Understanding how your company will be evaluated and being able to affect the valuation positively can
enable you to get higher valuations and retain greater ownership of your company when the investment is
funded.
8. What are the legal responsibilities to potential investor?
Business owners seeking funds from individual investors are required to provide forms and specific factual
information in understandable language to potential investors so that they have the ability to evaluate the
investment and determine whether it is right for them. Seeking and paying for competent legal advice
when soliciting, negotiating, or contracting with investors or lenders is mandatory for prudent business
owners
How to negotiate a win-win agreement?
Whether for a startup or an ongoing operation, involves two parties: the investor and the company.
Negotiations between investors and business owners involve, at minimum, the following factors:
•The Amount of Capital Invested.
•The Timing of the Investment.
•The Return on Investment.
•The Timing of the Return to the Investor.
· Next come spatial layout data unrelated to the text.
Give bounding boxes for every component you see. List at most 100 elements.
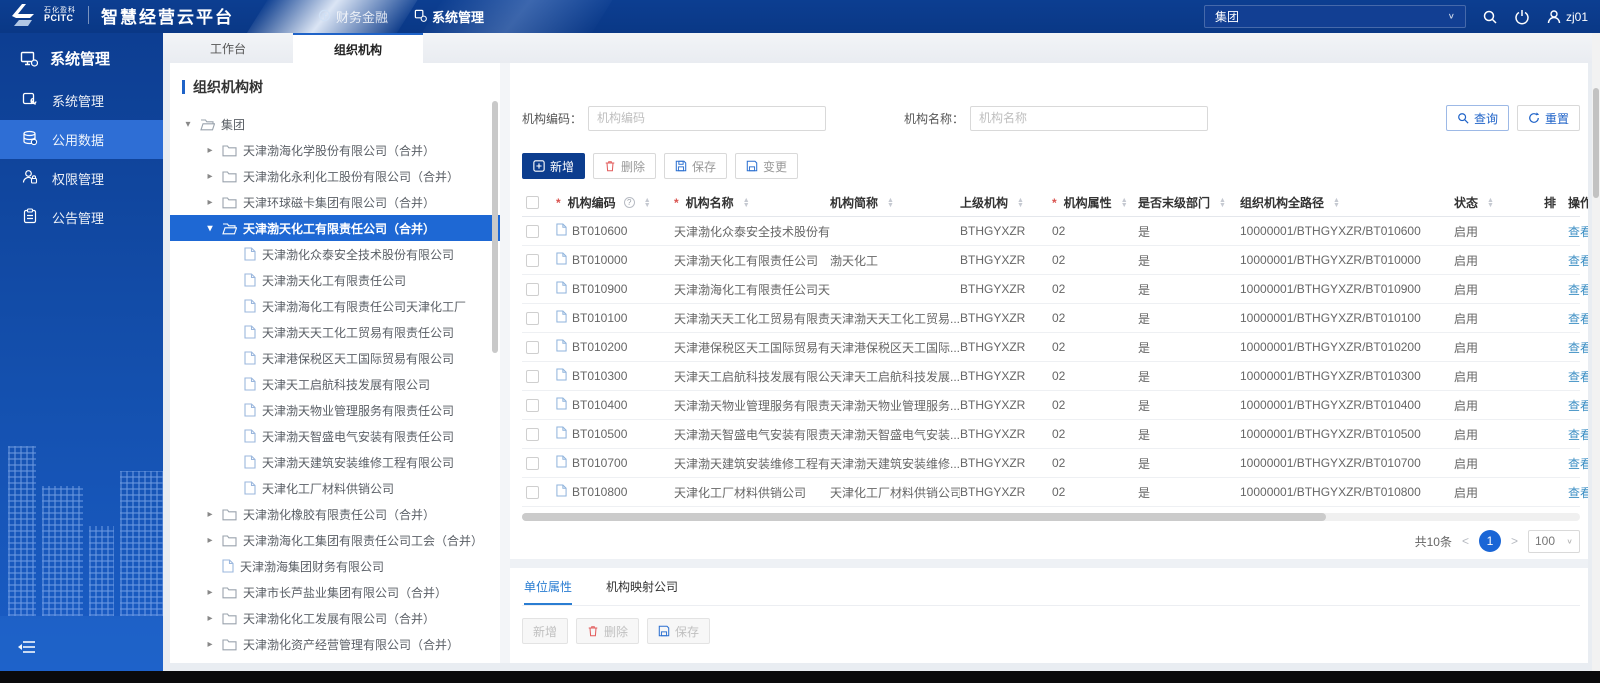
tree-node[interactable]: ▸ 天津环球磁卡集团有限公司（合并）	[170, 189, 500, 215]
pagination-page-1[interactable]: 1	[1478, 530, 1501, 552]
row-checkbox[interactable]	[526, 253, 539, 267]
detail-add-button[interactable]: 新增	[522, 618, 569, 644]
info-icon[interactable]: ?	[623, 197, 635, 208]
page-scrollbar-thumb[interactable]	[1593, 88, 1599, 198]
tree-node[interactable]: 天津化工厂材料供销公司	[170, 475, 500, 501]
detail-delete-button[interactable]: 删除	[576, 618, 640, 644]
org-name-cell: 天津化工厂材料供销公司	[674, 485, 807, 500]
view-link[interactable]: 查看	[1568, 368, 1588, 385]
org-path-cell: 10000001/BTHGYXZR/BT010800	[1240, 485, 1421, 499]
tree-caret-icon[interactable]: ▸	[204, 613, 216, 624]
tab-组织机构[interactable]: 组织机构	[293, 33, 423, 63]
tree-node[interactable]: 天津渤化众泰安全技术股份有限公司	[170, 241, 500, 267]
power-icon[interactable]	[1514, 9, 1530, 25]
sort-caret-icon[interactable]: ▲ ▼	[887, 197, 894, 209]
detail-tab-机构映射公司[interactable]: 机构映射公司	[606, 578, 678, 605]
select-all-checkbox[interactable]	[526, 196, 539, 209]
org-select[interactable]: 集团 ∨	[1203, 5, 1466, 28]
tab-工作台[interactable]: 工作台	[163, 33, 293, 63]
row-checkbox[interactable]	[526, 369, 539, 383]
tree-node[interactable]: 天津渤天化工有限责任公司	[170, 267, 500, 293]
tree-caret-icon[interactable]: ▾	[204, 223, 216, 234]
sort-caret-icon[interactable]: ▲ ▼	[1017, 197, 1024, 209]
user-menu[interactable]: zj01	[1546, 9, 1588, 25]
add-button[interactable]: 新增	[522, 153, 586, 179]
table-row: BT010300 天津天工启航科技发展有限公司 天津天工启航科技发展... BTHGY…	[522, 362, 1588, 391]
org-code-value: BT010500	[572, 427, 628, 441]
collapse-sidebar-icon[interactable]	[18, 640, 36, 657]
sidebar-item-公告管理[interactable]: 公告管理	[0, 198, 163, 237]
view-link[interactable]: 查看	[1568, 252, 1588, 269]
tree-node[interactable]: ▾ 集团	[170, 111, 500, 137]
sort-caret-icon[interactable]: ▲ ▼	[1219, 197, 1226, 209]
page-size-select[interactable]: 100 ∨	[1528, 529, 1580, 553]
tree-scrollbar[interactable]	[492, 101, 498, 353]
tree-node[interactable]: ▸ 天津渤化化工发展有限公司（合并）	[170, 605, 500, 631]
org-name-input[interactable]	[970, 105, 1209, 131]
top-nav-item-系统管理[interactable]: 系统管理	[414, 7, 484, 26]
tree-caret-icon[interactable]: ▸	[204, 639, 216, 650]
tree-node[interactable]: 天津渤海集团财务有限公司	[170, 553, 500, 579]
tree-node[interactable]: 天津渤天天工化工贸易有限责任公司	[170, 319, 500, 345]
sort-caret-icon[interactable]: ▲ ▼	[1121, 197, 1128, 209]
delete-button[interactable]: 删除	[593, 153, 657, 179]
row-checkbox[interactable]	[526, 456, 539, 470]
row-checkbox[interactable]	[526, 282, 539, 296]
sidebar-item-系统管理[interactable]: 系统管理	[0, 81, 163, 120]
sort-caret-icon[interactable]: ▲ ▼	[743, 197, 750, 209]
reset-button[interactable]: 重置	[1516, 105, 1580, 131]
sidebar-item-权限管理[interactable]: 权限管理	[0, 159, 163, 198]
view-link[interactable]: 查看	[1568, 310, 1588, 327]
sort-caret-icon[interactable]: ▲ ▼	[1487, 197, 1494, 209]
tree-caret-icon[interactable]: ▸	[204, 587, 216, 598]
tree-caret-icon[interactable]: ▸	[204, 509, 216, 520]
sort-caret-icon[interactable]: ▲ ▼	[644, 197, 651, 209]
pagination-next[interactable]: >	[1511, 534, 1518, 548]
horizontal-scrollbar-thumb[interactable]	[522, 513, 1327, 521]
tree-caret-icon[interactable]: ▸	[204, 145, 216, 156]
tree-node[interactable]: ▸ 天津渤海化工集团有限责任公司工会（合并）	[170, 527, 500, 553]
query-button[interactable]: 查询	[1445, 105, 1509, 131]
view-link[interactable]: 查看	[1568, 397, 1588, 414]
tree-node[interactable]: 天津渤天物业管理服务有限责任公司	[170, 397, 500, 423]
tree-node[interactable]: 天津天工启航科技发展有限公司	[170, 371, 500, 397]
detail-tab-单位属性[interactable]: 单位属性	[524, 578, 573, 605]
sort-caret-icon[interactable]: ▲ ▼	[1333, 197, 1340, 209]
tree-node[interactable]: ▸ 天津渤化橡胶有限责任公司（合并）	[170, 501, 500, 527]
tree-node[interactable]: 天津港保税区天工国际贸易有限公司	[170, 345, 500, 371]
view-link[interactable]: 查看	[1568, 281, 1588, 298]
status-cell: 启用	[1454, 311, 1479, 326]
tree-node[interactable]: ▾ 天津渤天化工有限责任公司（合并）	[170, 215, 500, 241]
tree-node[interactable]: ▸ 天津渤化资产经营管理有限公司（合并）	[170, 631, 500, 657]
tree-node[interactable]: 天津渤海化工有限责任公司天津化工厂	[170, 293, 500, 319]
row-checkbox[interactable]	[526, 224, 539, 238]
tree-caret-icon[interactable]: ▸	[204, 197, 216, 208]
row-checkbox[interactable]	[526, 485, 539, 499]
view-link[interactable]: 查看	[1568, 426, 1588, 443]
tree-caret-icon[interactable]: ▸	[204, 535, 216, 546]
tree-node[interactable]: ▸ 天津市长芦盐业集团有限公司（合并）	[170, 579, 500, 605]
view-link[interactable]: 查看	[1568, 339, 1588, 356]
save-button[interactable]: 保存	[664, 153, 728, 179]
row-checkbox[interactable]	[526, 340, 539, 354]
tree-node-label: 天津化工厂材料供销公司	[262, 481, 395, 496]
row-checkbox[interactable]	[526, 427, 539, 441]
tree-caret-icon[interactable]: ▾	[182, 119, 194, 130]
pagination-prev[interactable]: <	[1462, 534, 1469, 548]
sidebar-item-公用数据[interactable]: 公用数据	[0, 120, 163, 159]
change-button[interactable]: 变更	[735, 153, 799, 179]
view-link[interactable]: 查看	[1568, 223, 1588, 240]
tree-caret-icon[interactable]: ▸	[204, 171, 216, 182]
tree-node[interactable]: ▸ 天津渤化永利化工股份有限公司（合并）	[170, 163, 500, 189]
row-checkbox[interactable]	[526, 311, 539, 325]
tree-node[interactable]: ▸ 天津渤海化学股份有限公司（合并）	[170, 137, 500, 163]
top-nav-item-财务金融[interactable]: 财务金融	[318, 7, 388, 26]
row-checkbox[interactable]	[526, 398, 539, 412]
tree-node[interactable]: 天津渤天智盛电气安装有限责任公司	[170, 423, 500, 449]
view-link[interactable]: 查看	[1568, 484, 1588, 501]
search-icon[interactable]	[1482, 9, 1498, 25]
view-link[interactable]: 查看	[1568, 455, 1588, 472]
tree-node[interactable]: 天津渤天建筑安装维修工程有限公司	[170, 449, 500, 475]
org-code-input[interactable]	[588, 105, 827, 131]
detail-save-button[interactable]: 保存	[647, 618, 711, 644]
•The Certainty of the Return.
•Control.
Conclusion:
Many financing professionals claim that the rigorous, stressful process of raising capital for a
new venture ensures that only the best companies receive funding. Persistence - the willingness to learn
from rejection without losing enthusiasm - is critical. Every idea, every company can be analyzed and
deconstructed to the point it is unworkable.